For years now – more or less the entire duration of my doctoral studies – I have been intrigued by the fact that some organized crime groups in Mexico operate training camps. In one form or another, I worked this in to most of my course papers. Once I was done with coursework and working on turning these papers into a journal article, the camps became a recurrent feature of the various articulations of my argument.

My intuition was that the camps represent a very different paradigm of organized crime, and that they are vital to understanding otherwise baffling displays of violence, such as the mass killing of unarmed migrants. The camps were first associated with the Zetas, a group that started out as a group of elite military defectors, and became notorious for using horrific violence. The camps suggested that these founding members of the Zetas didn’t only bring their counterinsurgency training with them, but they passed it on to further recruits. The tactics of war and state terror were being repurposed for crime in Mexico.

In reading up for the latest version of this argument, I found an interesting link between counterinsurgency during the Guatemalan civil war, and crime on the US-Mexico border. Reports have long circulated that the Zetas recruited soldiers from the Guatemala’s Kaibiles counterinsurgency force – which perpetrated some of the worst violence of the civil war and genocide – to fight and train in Mexico. Here was an odd little piece of evidence.

In Dan Slater’s Wolf Boys, a young Zeta recruit describes a training camp. He recalls that the boys in the camp were paired up with a cuas, which he takes to be a version of cuate, common slang in Mexico for mate or bro. The pair of cuates were responsible and accountable to each other; if one messed up, both could be punished.

Then, in Jean Franco’s Cruel Modernity, I found a description of counterinsurgency training in Guatemala. Trainees for the Kaibiles were paired up with a cuaz, which is an indigenous Mayan term for brother. The pair of brothers was responsible and accountable to each other; if one messed up, both could be punished.

The words kaibil and cuaz are examples of the appropriation of indigenous language and culture by the forces that repressed and exterminated Mayan people in Guatemala. The young Zeta recruit was unaware that the training procedures of his camp – down to the very names and terms used – were part of a long legacy of violent training that extends back to the counterinsurgency campaigns of the late twentieth century.

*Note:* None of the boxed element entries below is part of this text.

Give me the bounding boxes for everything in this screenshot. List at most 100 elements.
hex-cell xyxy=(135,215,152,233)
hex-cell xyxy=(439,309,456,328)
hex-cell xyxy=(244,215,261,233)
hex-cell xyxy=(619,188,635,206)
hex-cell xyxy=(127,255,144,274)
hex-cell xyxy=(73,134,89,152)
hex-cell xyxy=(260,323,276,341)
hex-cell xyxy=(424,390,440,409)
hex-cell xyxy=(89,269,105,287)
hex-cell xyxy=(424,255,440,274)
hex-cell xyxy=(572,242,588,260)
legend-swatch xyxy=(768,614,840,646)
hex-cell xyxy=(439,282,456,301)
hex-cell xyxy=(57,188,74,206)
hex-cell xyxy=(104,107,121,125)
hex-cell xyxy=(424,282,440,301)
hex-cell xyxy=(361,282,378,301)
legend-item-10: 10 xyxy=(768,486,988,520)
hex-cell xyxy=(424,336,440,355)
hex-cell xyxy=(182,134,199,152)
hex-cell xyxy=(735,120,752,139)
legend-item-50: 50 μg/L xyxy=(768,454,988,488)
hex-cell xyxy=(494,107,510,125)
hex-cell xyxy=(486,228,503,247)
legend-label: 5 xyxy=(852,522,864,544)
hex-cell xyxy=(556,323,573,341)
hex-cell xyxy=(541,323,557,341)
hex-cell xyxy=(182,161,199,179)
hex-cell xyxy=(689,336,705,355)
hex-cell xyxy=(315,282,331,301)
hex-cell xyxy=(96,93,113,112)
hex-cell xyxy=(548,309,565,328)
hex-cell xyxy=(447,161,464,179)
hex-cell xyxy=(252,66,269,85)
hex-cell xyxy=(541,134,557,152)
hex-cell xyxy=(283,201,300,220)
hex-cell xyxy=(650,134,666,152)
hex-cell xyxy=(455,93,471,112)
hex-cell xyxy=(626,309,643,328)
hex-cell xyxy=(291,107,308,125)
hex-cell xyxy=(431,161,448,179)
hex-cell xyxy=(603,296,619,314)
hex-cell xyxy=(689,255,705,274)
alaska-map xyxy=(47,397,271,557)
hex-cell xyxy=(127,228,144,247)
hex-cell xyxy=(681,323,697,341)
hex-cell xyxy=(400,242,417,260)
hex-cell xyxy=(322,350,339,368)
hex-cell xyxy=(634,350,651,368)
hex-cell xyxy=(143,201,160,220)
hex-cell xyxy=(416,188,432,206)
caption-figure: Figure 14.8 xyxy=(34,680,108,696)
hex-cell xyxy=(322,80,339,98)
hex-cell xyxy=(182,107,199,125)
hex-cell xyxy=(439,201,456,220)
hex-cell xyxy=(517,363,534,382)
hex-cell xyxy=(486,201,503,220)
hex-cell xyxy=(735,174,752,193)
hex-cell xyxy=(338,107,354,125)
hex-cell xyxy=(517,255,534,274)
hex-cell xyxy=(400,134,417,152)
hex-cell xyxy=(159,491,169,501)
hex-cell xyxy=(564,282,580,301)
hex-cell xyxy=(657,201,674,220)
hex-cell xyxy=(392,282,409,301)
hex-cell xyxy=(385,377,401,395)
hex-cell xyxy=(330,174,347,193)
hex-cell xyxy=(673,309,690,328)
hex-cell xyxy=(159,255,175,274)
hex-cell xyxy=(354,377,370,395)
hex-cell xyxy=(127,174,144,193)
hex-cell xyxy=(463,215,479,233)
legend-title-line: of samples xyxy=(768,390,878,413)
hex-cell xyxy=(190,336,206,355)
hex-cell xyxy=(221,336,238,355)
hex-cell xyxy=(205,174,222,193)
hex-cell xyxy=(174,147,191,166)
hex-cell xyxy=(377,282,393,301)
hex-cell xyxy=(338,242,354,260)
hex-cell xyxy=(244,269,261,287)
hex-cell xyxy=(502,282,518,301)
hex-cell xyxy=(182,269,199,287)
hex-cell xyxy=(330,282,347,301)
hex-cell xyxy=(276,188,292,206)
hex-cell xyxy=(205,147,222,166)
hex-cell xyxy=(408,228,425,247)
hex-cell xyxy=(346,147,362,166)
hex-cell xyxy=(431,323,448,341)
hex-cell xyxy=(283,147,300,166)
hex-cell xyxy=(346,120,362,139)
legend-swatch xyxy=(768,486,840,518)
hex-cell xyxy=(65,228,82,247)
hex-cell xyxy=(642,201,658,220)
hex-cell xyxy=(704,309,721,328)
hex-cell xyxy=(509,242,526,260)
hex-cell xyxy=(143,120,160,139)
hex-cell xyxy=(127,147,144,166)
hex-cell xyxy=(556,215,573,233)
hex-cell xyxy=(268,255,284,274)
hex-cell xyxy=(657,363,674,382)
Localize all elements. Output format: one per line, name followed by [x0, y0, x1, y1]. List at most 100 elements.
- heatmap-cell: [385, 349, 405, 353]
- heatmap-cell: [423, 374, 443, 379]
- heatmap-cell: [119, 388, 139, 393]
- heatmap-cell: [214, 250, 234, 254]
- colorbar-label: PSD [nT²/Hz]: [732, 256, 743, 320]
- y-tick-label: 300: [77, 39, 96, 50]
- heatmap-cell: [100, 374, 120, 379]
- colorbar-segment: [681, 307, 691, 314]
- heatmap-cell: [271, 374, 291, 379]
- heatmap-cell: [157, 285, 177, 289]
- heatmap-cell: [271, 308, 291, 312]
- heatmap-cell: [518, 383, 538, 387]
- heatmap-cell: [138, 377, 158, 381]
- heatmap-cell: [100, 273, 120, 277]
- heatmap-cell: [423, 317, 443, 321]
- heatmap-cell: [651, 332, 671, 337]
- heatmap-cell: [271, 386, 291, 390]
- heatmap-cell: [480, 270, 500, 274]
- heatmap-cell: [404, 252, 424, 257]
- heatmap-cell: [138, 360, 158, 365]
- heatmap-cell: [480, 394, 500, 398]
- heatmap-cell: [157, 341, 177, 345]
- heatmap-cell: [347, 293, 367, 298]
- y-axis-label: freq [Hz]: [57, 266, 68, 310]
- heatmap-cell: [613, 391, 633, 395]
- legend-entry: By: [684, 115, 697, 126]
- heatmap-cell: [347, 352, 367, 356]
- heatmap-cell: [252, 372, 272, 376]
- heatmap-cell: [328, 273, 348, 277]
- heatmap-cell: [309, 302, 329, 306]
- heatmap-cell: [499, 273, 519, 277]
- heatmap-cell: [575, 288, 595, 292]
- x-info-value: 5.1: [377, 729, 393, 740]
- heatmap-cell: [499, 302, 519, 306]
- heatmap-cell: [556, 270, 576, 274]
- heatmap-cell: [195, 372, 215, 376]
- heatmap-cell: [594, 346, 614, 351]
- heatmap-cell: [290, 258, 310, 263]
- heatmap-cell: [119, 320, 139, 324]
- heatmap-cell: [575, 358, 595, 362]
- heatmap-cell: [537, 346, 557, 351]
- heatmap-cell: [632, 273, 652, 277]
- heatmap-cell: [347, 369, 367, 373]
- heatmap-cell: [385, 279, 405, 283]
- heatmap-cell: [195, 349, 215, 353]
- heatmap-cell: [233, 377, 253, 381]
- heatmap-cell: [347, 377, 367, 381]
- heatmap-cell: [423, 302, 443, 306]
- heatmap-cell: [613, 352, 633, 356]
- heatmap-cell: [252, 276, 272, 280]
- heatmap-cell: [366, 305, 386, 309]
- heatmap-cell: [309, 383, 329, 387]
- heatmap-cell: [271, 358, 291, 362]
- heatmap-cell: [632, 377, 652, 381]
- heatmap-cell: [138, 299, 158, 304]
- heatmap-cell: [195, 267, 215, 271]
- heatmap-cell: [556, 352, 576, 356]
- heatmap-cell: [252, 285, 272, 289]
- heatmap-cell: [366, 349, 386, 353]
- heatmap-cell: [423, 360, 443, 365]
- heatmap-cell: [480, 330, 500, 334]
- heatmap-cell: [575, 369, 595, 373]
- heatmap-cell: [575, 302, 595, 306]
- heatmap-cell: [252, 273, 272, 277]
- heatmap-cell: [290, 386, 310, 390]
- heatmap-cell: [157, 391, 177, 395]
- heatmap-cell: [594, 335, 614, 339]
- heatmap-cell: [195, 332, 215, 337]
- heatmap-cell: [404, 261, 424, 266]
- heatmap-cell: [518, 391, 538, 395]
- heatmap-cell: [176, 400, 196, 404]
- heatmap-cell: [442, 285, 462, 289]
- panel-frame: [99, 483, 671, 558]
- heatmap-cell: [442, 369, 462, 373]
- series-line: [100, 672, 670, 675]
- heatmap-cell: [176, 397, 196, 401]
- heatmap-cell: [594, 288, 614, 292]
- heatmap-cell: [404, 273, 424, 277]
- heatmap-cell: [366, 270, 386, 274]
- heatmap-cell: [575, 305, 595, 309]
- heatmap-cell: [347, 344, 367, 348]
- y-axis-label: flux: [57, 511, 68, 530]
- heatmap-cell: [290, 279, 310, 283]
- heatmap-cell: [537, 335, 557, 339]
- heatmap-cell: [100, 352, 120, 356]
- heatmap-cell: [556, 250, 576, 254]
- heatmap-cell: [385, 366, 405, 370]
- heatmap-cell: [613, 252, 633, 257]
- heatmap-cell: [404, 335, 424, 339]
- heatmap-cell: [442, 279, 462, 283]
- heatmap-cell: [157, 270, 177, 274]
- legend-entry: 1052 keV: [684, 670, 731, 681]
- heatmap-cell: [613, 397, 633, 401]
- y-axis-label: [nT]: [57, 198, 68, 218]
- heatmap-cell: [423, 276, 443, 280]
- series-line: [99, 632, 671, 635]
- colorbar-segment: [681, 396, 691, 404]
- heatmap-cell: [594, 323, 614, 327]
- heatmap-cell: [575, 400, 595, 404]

This discovery became a brief illustration in a manuscript that is now, finally, scheduled for publication before the end of the year. The argument made in the article is simple: that the elite counterinsurgency training provided to Latin American militaries by the U.S. facilitated state terror, and has now been repurposed by criminal groups that again terrorize vulnerable groups. Violence has long legacies, and people shaped into killers by these training programs cannot unlearn this vocation.